Affaire Lactalis : l'entreprise devra se débrouiller sans les aides de l'Etat

vendredi 27 avril 2018 à 23:05 Par Laura Lavenne, France Bleu Mayenne et France Bleu

La préfecture de Mayenne annonce, ce vendredi 27 avril, qu'elle ne reconduira pas l’indemnisation qu'elle versait à Lactalis au titre du chômage partiel des salariés de l'usine de Craon.

L'usine Lactalis de Craon à l'arrêt depuis le 8 janvier.
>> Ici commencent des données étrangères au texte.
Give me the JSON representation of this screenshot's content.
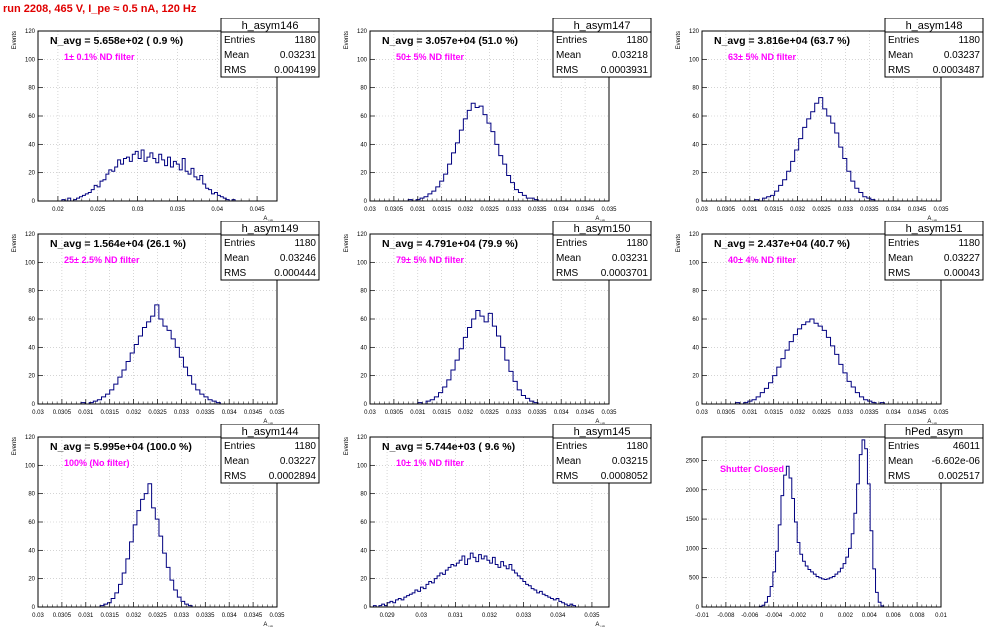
{
  "page": {
    "run_title": "run 2208,   465 V, I_pe ≈ 0.5 nA, 120 Hz",
    "colors": {
      "hist_line": "#000080",
      "grid": "#bbbbbb",
      "title_text": "#e00000",
      "annotation": "#ff00ff",
      "frame": "#000000"
    }
  },
  "chart_data": [
    {
      "type": "histogram",
      "hist_name": "h_asym146",
      "header": "N_avg = 5.658e+02 ( 0.9 %)",
      "filter_label": "1± 0.1% ND filter",
      "stats": {
        "entries": "1180",
        "mean": "0.03231",
        "rms": "0.004199"
      },
      "ylabel": "Events",
      "xlabel": "A",
      "xlabel_sub": "μp",
      "xlim": [
        0.0175,
        0.0475
      ],
      "ylim": [
        0,
        120
      ],
      "xticks": [
        0.02,
        0.025,
        0.03,
        0.035,
        0.04,
        0.045
      ],
      "xtick_labels": [
        "0.02",
        "0.025",
        "0.03",
        "0.035",
        "0.04",
        "0.045"
      ],
      "yticks": [
        0,
        20,
        40,
        60,
        80,
        100,
        120
      ],
      "ytick_labels": [
        "0",
        "20",
        "40",
        "60",
        "80",
        "100",
        "120"
      ],
      "grid": true,
      "bin_edges": [
        0.0205,
        0.0426
      ],
      "values": [
        1,
        0,
        2,
        0,
        1,
        2,
        3,
        4,
        5,
        6,
        8,
        11,
        10,
        14,
        15,
        19,
        22,
        21,
        24,
        29,
        26,
        30,
        31,
        28,
        33,
        35,
        30,
        36,
        28,
        31,
        34,
        30,
        27,
        33,
        29,
        25,
        31,
        24,
        28,
        26,
        22,
        30,
        21,
        19,
        23,
        17,
        15,
        18,
        12,
        9,
        8,
        5,
        6,
        4,
        3,
        2,
        1,
        0,
        1,
        0
      ]
    },
    {
      "type": "histogram",
      "hist_name": "h_asym147",
      "header": "N_avg = 3.057e+04 (51.0 %)",
      "filter_label": "50± 5% ND filter",
      "stats": {
        "entries": "1180",
        "mean": "0.03218",
        "rms": "0.0003931"
      },
      "ylabel": "Events",
      "xlabel": "A",
      "xlabel_sub": "μp",
      "xlim": [
        0.03,
        0.035
      ],
      "ylim": [
        0,
        120
      ],
      "xticks": [
        0.03,
        0.0305,
        0.031,
        0.0315,
        0.032,
        0.0325,
        0.033,
        0.0335,
        0.034,
        0.0345,
        0.035
      ],
      "xtick_labels": [
        "0.03",
        "0.0305",
        "0.031",
        "0.0315",
        "0.032",
        "0.0325",
        "0.033",
        "0.0335",
        "0.034",
        "0.0345",
        "0.035"
      ],
      "yticks": [
        0,
        20,
        40,
        60,
        80,
        100,
        120
      ],
      "ytick_labels": [
        "0",
        "20",
        "40",
        "60",
        "80",
        "100",
        "120"
      ],
      "grid": true,
      "bin_edges": [
        0.0308,
        0.0336
      ],
      "values": [
        1,
        0,
        1,
        2,
        3,
        5,
        7,
        10,
        14,
        19,
        26,
        34,
        41,
        50,
        58,
        64,
        69,
        66,
        67,
        61,
        55,
        49,
        40,
        32,
        26,
        18,
        13,
        8,
        6,
        4,
        2,
        2,
        1,
        0
      ]
    },
    {
      "type": "histogram",
      "hist_name": "h_asym148",
      "header": "N_avg = 3.816e+04 (63.7 %)",
      "filter_label": "63± 5% ND filter",
      "stats": {
        "entries": "1180",
        "mean": "0.03237",
        "rms": "0.0003487"
      },
      "ylabel": "Events",
      "xlabel": "A",
      "xlabel_sub": "μp",
      "xlim": [
        0.03,
        0.035
      ],
      "ylim": [
        0,
        120
      ],
      "xticks": [
        0.03,
        0.0305,
        0.031,
        0.0315,
        0.032,
        0.0325,
        0.033,
        0.0335,
        0.034,
        0.0345,
        0.035
      ],
      "xtick_labels": [
        "0.03",
        "0.0305",
        "0.031",
        "0.0315",
        "0.032",
        "0.0325",
        "0.033",
        "0.0335",
        "0.034",
        "0.0345",
        "0.035"
      ],
      "yticks": [
        0,
        20,
        40,
        60,
        80,
        100,
        120
      ],
      "ytick_labels": [
        "0",
        "20",
        "40",
        "60",
        "80",
        "100",
        "120"
      ],
      "grid": true,
      "bin_edges": [
        0.0311,
        0.0337
      ],
      "values": [
        1,
        0,
        2,
        3,
        4,
        7,
        11,
        15,
        21,
        28,
        36,
        44,
        52,
        58,
        63,
        69,
        73,
        65,
        60,
        55,
        48,
        38,
        30,
        21,
        14,
        9,
        6,
        3,
        2,
        1,
        0
      ]
    },
    {
      "type": "histogram",
      "hist_name": "h_asym149",
      "header": "N_avg = 1.564e+04 (26.1 %)",
      "filter_label": "25± 2.5% ND filter",
      "stats": {
        "entries": "1180",
        "mean": "0.03246",
        "rms": "0.000444"
      },
      "ylabel": "Events",
      "xlabel": "A",
      "xlabel_sub": "μp",
      "xlim": [
        0.03,
        0.035
      ],
      "ylim": [
        0,
        120
      ],
      "xticks": [
        0.03,
        0.0305,
        0.031,
        0.0315,
        0.032,
        0.0325,
        0.033,
        0.0335,
        0.034,
        0.0345,
        0.035
      ],
      "xtick_labels": [
        "0.03",
        "0.0305",
        "0.031",
        "0.0315",
        "0.032",
        "0.0325",
        "0.033",
        "0.0335",
        "0.034",
        "0.0345",
        "0.035"
      ],
      "yticks": [
        0,
        20,
        40,
        60,
        80,
        100,
        120
      ],
      "ytick_labels": [
        "0",
        "20",
        "40",
        "60",
        "80",
        "100",
        "120"
      ],
      "grid": true,
      "bin_edges": [
        0.0309,
        0.0339
      ],
      "values": [
        1,
        0,
        1,
        2,
        3,
        5,
        7,
        10,
        14,
        19,
        24,
        30,
        36,
        42,
        48,
        54,
        58,
        62,
        70,
        60,
        55,
        52,
        46,
        40,
        33,
        26,
        20,
        14,
        10,
        7,
        5,
        3,
        2,
        1,
        0
      ]
    },
    {
      "type": "histogram",
      "hist_name": "h_asym150",
      "header": "N_avg = 4.791e+04 (79.9 %)",
      "filter_label": "79± 5% ND filter",
      "stats": {
        "entries": "1180",
        "mean": "0.03231",
        "rms": "0.0003701"
      },
      "ylabel": "Events",
      "xlabel": "A",
      "xlabel_sub": "μp",
      "xlim": [
        0.03,
        0.035
      ],
      "ylim": [
        0,
        120
      ],
      "xticks": [
        0.03,
        0.0305,
        0.031,
        0.0315,
        0.032,
        0.0325,
        0.033,
        0.0335,
        0.034,
        0.0345,
        0.035
      ],
      "xtick_labels": [
        "0.03",
        "0.0305",
        "0.031",
        "0.0315",
        "0.032",
        "0.0325",
        "0.033",
        "0.0335",
        "0.034",
        "0.0345",
        "0.035"
      ],
      "yticks": [
        0,
        20,
        40,
        60,
        80,
        100,
        120
      ],
      "ytick_labels": [
        "0",
        "20",
        "40",
        "60",
        "80",
        "100",
        "120"
      ],
      "grid": true,
      "bin_edges": [
        0.031,
        0.0336
      ],
      "values": [
        1,
        0,
        2,
        3,
        5,
        8,
        12,
        17,
        24,
        31,
        39,
        47,
        54,
        60,
        66,
        62,
        58,
        64,
        55,
        48,
        40,
        31,
        23,
        16,
        10,
        6,
        4,
        2,
        1,
        0
      ]
    },
    {
      "type": "histogram",
      "hist_name": "h_asym151",
      "header": "N_avg = 2.437e+04 (40.7 %)",
      "filter_label": "40± 4% ND filter",
      "stats": {
        "entries": "1180",
        "mean": "0.03227",
        "rms": "0.00043"
      },
      "ylabel": "Events",
      "xlabel": "A",
      "xlabel_sub": "μp",
      "xlim": [
        0.03,
        0.035
      ],
      "ylim": [
        0,
        120
      ],
      "xticks": [
        0.03,
        0.0305,
        0.031,
        0.0315,
        0.032,
        0.0325,
        0.033,
        0.0335,
        0.034,
        0.0345,
        0.035
      ],
      "xtick_labels": [
        "0.03",
        "0.0305",
        "0.031",
        "0.0315",
        "0.032",
        "0.0325",
        "0.033",
        "0.0335",
        "0.034",
        "0.0345",
        "0.035"
      ],
      "yticks": [
        0,
        20,
        40,
        60,
        80,
        100,
        120
      ],
      "ytick_labels": [
        "0",
        "20",
        "40",
        "60",
        "80",
        "100",
        "120"
      ],
      "grid": true,
      "bin_edges": [
        0.0307,
        0.0339
      ],
      "values": [
        1,
        0,
        1,
        2,
        3,
        5,
        8,
        11,
        15,
        20,
        26,
        32,
        38,
        44,
        49,
        53,
        56,
        58,
        60,
        57,
        55,
        52,
        47,
        41,
        35,
        28,
        22,
        16,
        12,
        8,
        5,
        3,
        2,
        1,
        0,
        1,
        0
      ]
    },
    {
      "type": "histogram",
      "hist_name": "h_asym144",
      "header": "N_avg = 5.995e+04 (100.0 %)",
      "filter_label": "100% (No filter)",
      "stats": {
        "entries": "1180",
        "mean": "0.03227",
        "rms": "0.0002894"
      },
      "ylabel": "Events",
      "xlabel": "A",
      "xlabel_sub": "μp",
      "xlim": [
        0.03,
        0.035
      ],
      "ylim": [
        0,
        120
      ],
      "xticks": [
        0.03,
        0.0305,
        0.031,
        0.0315,
        0.032,
        0.0325,
        0.033,
        0.0335,
        0.034,
        0.0345,
        0.035
      ],
      "xtick_labels": [
        "0.03",
        "0.0305",
        "0.031",
        "0.0315",
        "0.032",
        "0.0325",
        "0.033",
        "0.0335",
        "0.034",
        "0.0345",
        "0.035"
      ],
      "yticks": [
        0,
        20,
        40,
        60,
        80,
        100,
        120
      ],
      "ytick_labels": [
        "0",
        "20",
        "40",
        "60",
        "80",
        "100",
        "120"
      ],
      "grid": true,
      "bin_edges": [
        0.0313,
        0.0333
      ],
      "values": [
        1,
        2,
        3,
        6,
        10,
        16,
        24,
        34,
        46,
        58,
        68,
        76,
        80,
        87,
        70,
        62,
        50,
        38,
        28,
        19,
        12,
        7,
        4,
        2,
        1,
        0
      ]
    },
    {
      "type": "histogram",
      "hist_name": "h_asym145",
      "header": "N_avg = 5.744e+03 ( 9.6 %)",
      "filter_label": "10± 1% ND filter",
      "stats": {
        "entries": "1180",
        "mean": "0.03215",
        "rms": "0.0008052"
      },
      "ylabel": "Events",
      "xlabel": "A",
      "xlabel_sub": "μp",
      "xlim": [
        0.0285,
        0.0355
      ],
      "ylim": [
        0,
        120
      ],
      "xticks": [
        0.029,
        0.03,
        0.031,
        0.032,
        0.033,
        0.034,
        0.035
      ],
      "xtick_labels": [
        "0.029",
        "0.03",
        "0.031",
        "0.032",
        "0.033",
        "0.034",
        "0.035"
      ],
      "yticks": [
        0,
        20,
        40,
        60,
        80,
        100,
        120
      ],
      "ytick_labels": [
        "0",
        "20",
        "40",
        "60",
        "80",
        "100",
        "120"
      ],
      "grid": true,
      "bin_edges": [
        0.0286,
        0.0346
      ],
      "values": [
        1,
        0,
        1,
        2,
        1,
        3,
        4,
        3,
        5,
        6,
        5,
        7,
        8,
        9,
        10,
        12,
        11,
        14,
        13,
        16,
        18,
        17,
        20,
        22,
        24,
        23,
        26,
        28,
        30,
        29,
        31,
        33,
        36,
        30,
        34,
        38,
        35,
        32,
        37,
        34,
        36,
        33,
        31,
        35,
        30,
        28,
        32,
        29,
        27,
        30,
        26,
        24,
        22,
        20,
        18,
        16,
        15,
        13,
        12,
        10,
        11,
        9,
        8,
        7,
        6,
        5,
        6,
        4,
        3,
        2,
        1,
        2,
        1,
        0
      ]
    },
    {
      "type": "histogram",
      "hist_name": "hPed_asym",
      "header": "",
      "filter_label": "Shutter Closed",
      "stats": {
        "entries": "46011",
        "mean": "-6.602e-06",
        "rms": "0.002517"
      },
      "ylabel": "",
      "xlabel": "",
      "xlabel_sub": "",
      "xlim": [
        -0.01,
        0.01
      ],
      "ylim": [
        0,
        2900
      ],
      "xticks": [
        -0.01,
        -0.008,
        -0.006,
        -0.004,
        -0.002,
        0,
        0.002,
        0.004,
        0.006,
        0.008,
        0.01
      ],
      "xtick_labels": [
        "-0.01",
        "-0.008",
        "-0.006",
        "-0.004",
        "-0.002",
        "0",
        "0.002",
        "0.004",
        "0.006",
        "0.008",
        "0.01"
      ],
      "yticks": [
        0,
        500,
        1000,
        1500,
        2000,
        2500
      ],
      "ytick_labels": [
        "0",
        "500",
        "1000",
        "1500",
        "2000",
        "2500"
      ],
      "grid": true,
      "bin_edges": [
        -0.0052,
        0.0052
      ],
      "values": [
        10,
        30,
        80,
        180,
        350,
        600,
        950,
        1400,
        1900,
        2250,
        2400,
        2200,
        1850,
        1450,
        1100,
        900,
        780,
        700,
        640,
        600,
        560,
        520,
        500,
        480,
        470,
        480,
        500,
        520,
        560,
        600,
        660,
        740,
        850,
        1000,
        1250,
        1600,
        2100,
        2600,
        2850,
        2700,
        2100,
        1300,
        650,
        250,
        80,
        20
      ]
    }
  ]
}
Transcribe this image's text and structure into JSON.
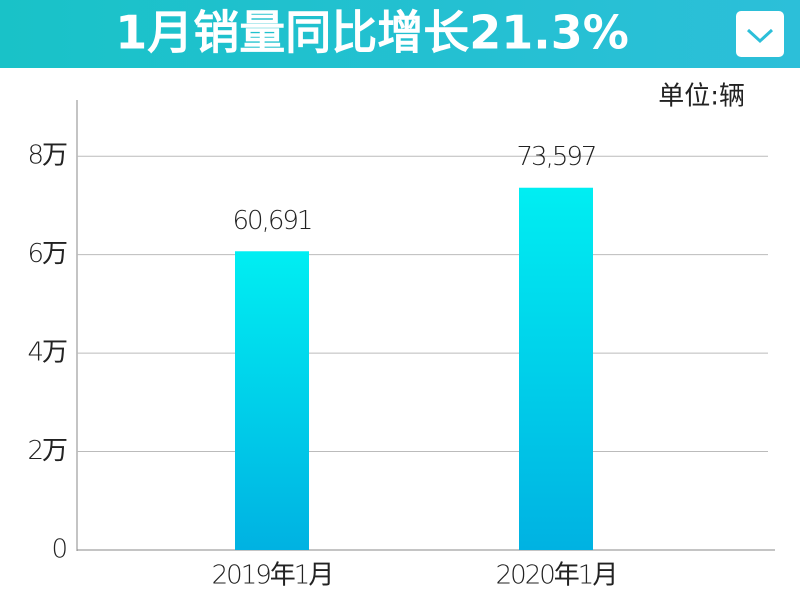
{
  "chart_data": {
    "type": "bar",
    "title": "1月销量同比增长21.3%",
    "unit_note": "单位:辆",
    "categories": [
      "2019年1月",
      "2020年1月"
    ],
    "values": [
      60691,
      73597
    ],
    "value_labels": [
      "60,691",
      "73,597"
    ],
    "gradient": [
      "#00eef2",
      "#00b2e2"
    ],
    "ylim": [
      0,
      90000
    ],
    "yticks": [
      0,
      {
        "value": 20000,
        "label": "2万"
      },
      {
        "value": 40000,
        "label": "4万"
      },
      {
        "value": 60000,
        "label": "6万"
      },
      {
        "value": 80000,
        "label": "8万"
      }
    ],
    "grid": true
  }
}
Une dizaine de salariés sont toujours au chômage partiel.
L'usine Lactalis de Craon à l'arrêt depuis le 8 janvier. Une dizaine de salariés sont toujours au chômage partiel. © AFP - DAMIEN MEYER

Laval, France

L'usine Lactalis de Craon en Mayenne, à l'origine des lots de lait contaminés, est à l'arrêt depuis le 8 janvier. Depuis, ce sont les services de l'Etat qui financent les heures chômées des salariés, mais l'aide, qui court jusqu'au 29 avril, ne sera pas reconduite.

Lactalis avait déposé une nouvelle demande d'aide qui a été refusée par la Préfecture de Mayenne ce vendredi 27 avril. Il s'agit de la quatrième demande du groupe depuis l'arrêt de l'usine de Craon. Les trois précédentes avaient été acceptées pour éviter les licenciements secs. Pendant 16 semaines, du 8 janvier au 29 avril, l'Etat a pris en charge l'activité partielle. "Il s'agissait d'une mesure d'urgence, d'un cas de force majeure", précise Anthony Boukoucha, directeur de cabinet du préfet.

Une indemnité qui ne se justifie plus selon la préfecture

Selon la préfecture, cette indemnisation ne se justifie plus. Pour plusieurs raisons. : "d'abord elle porte sur un effectif bien réduit par rapport aux précédentes demandes. Elle concerne 30 salariés pour un volume de 4.450 heures au plus, donc on est bien en dessous des volumes d'heures précédemment accordés." 

En effet, les 250 salariés de l'usine - qui ont bénéficié de cette aide - ont aujourd'hui quasiment tous été redéployés sur d'autres sites ou vers d'autres tâches, comme celle du nettoyage de l'usine par exemple. 

Selon Lactalis, il ne resterait plus qu'une dizaine d'employés au chômage partiel à Craon. Pour ceux là, l'accord de mobilité mis en place par l'entreprise se poursuit. Autrement dit, ils devraient retrouver un poste dans l'un des sept sites Lactalis situés à moins de 50 kilomètres de leur usine.  Leur emploi n'est donc pas menacé par la fin des aides. C'est du moins ce qu'assure Lactalis, joint par téléphone. Mais qui dit fin de l'aide, ne dit pas reprise de l'activité. Les conditions sanitaires ne le permettent toujours pas.